Ante esta cuestión Prasad sostiene que el ensayo controlado aleatorizado “es casi la única luz en el mar de oscuridad; es el único estudio fiable y hasta su realización no hay estudios realmente confiables”.

Sin embargo  reconoce que  siendo los ensayos controlados aleatorizados la prueba más consistente de la eficacia de una intervención o fármaco es cierto que pueden presentar sesgos, entre ellos los incentivos económicos.  Otros, como la inclusión en ensayos aleatorizados de personas que rara vez se parecen a los pacientes a los que va dirigida la práctica en la vida real, son a su juicio subsanables. “Tampoco hay que inscribir solo a personas sanas en los ensayos aleatorizados. Podemos hacer algo que se llama ensayos aleatorizados pragmáticos con criterios de inclusión muy amplios, ensayos que realmente analicen a personas mayores, a pacientes que se parezcan a los pacientes que usted y yo podemos ver en nuestra clínica».
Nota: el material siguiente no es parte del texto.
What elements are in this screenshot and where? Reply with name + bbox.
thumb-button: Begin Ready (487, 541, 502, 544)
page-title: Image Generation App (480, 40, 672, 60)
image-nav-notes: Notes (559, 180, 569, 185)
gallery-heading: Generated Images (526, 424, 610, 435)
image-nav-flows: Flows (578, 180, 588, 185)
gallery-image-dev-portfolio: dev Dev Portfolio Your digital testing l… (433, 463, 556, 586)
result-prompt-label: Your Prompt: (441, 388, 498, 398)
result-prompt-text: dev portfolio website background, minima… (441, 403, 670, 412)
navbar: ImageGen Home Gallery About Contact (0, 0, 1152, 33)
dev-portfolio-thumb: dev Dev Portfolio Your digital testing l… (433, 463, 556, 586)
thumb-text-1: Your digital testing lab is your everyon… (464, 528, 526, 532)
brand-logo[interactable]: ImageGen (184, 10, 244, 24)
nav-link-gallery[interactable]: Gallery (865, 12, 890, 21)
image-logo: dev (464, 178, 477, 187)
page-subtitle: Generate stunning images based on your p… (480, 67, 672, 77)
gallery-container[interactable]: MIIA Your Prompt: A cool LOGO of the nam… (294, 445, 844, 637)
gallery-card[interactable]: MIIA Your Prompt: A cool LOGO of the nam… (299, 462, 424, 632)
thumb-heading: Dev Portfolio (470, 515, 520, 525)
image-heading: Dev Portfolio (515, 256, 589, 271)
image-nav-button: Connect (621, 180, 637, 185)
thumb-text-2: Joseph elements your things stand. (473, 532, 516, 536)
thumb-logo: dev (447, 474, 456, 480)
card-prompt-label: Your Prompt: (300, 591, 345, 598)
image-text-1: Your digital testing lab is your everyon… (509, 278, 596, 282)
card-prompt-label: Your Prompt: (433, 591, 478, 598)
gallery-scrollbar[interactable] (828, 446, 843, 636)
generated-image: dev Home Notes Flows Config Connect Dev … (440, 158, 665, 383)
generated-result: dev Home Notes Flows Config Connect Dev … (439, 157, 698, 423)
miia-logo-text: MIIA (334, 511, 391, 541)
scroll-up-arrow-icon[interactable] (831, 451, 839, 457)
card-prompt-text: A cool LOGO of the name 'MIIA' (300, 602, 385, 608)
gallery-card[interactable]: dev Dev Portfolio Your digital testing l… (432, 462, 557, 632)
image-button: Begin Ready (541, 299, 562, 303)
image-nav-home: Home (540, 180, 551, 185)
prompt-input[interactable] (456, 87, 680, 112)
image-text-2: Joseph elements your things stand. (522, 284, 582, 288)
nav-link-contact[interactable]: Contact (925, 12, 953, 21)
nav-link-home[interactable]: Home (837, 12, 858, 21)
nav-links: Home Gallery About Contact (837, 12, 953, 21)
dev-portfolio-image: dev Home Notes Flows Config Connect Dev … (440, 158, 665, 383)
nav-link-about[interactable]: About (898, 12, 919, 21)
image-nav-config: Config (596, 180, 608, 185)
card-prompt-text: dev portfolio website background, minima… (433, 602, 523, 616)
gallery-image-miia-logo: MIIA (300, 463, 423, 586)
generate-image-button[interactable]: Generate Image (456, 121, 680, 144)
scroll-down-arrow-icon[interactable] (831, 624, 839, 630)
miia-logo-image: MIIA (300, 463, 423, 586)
¿Deberían tener fecha de caducidad las evidencias?

Should Evidence Come with an Expiration Date? (¿Tienen las pruebas fecha de caducidad?) es el título de uno los últimos artículos de Prasad y Cifu. En él reconocen que prácticas que un día mostraron claras evidencias de eficacia dejaron luego de funcionar, provocando que un ensayo posterior a su puesta en marcha recomendara  su revocación. «A veces -se dice en él- terapias que una vez fueron respaldadas por evidencias sólidas ya no funcionan. La razón de la disminución de su eficacia es diversa e incluye los cambios de riesgo en la población, la terapia médica complementaria recientemente adoptada y, para las intervenciones de detección, los tratamientos más efectivos que obvian las ganancias de la detección temprana. Los ensayos publicados recientemente que muestran la ineficacia de la aspirina en la prevención primaria de la enfermedad cardiovascular (ECV) son un ejemplo de este fenómeno». De ahí que añadan luego: «Lo que una vez estuvo respaldado por los datos puede resultar ineficaz en el futuro; y, por el contrario, intervenciones que resultan hoy ineficaces pueden haber funcionado si se probaron una década antes».

Y como quiera que el caso de la aspirina no es único afirman: “La reevaluación de los datos clínicos es un paso necesario de la medicina basada en la evidencia. Sólo comprobando periódicamente si nuestras intervenciones siguen funcionando podremos tratar con confianza a los pacientes y hacer que la práctica médica esté actualizada, sólidamente fundamentada y sea fiable”.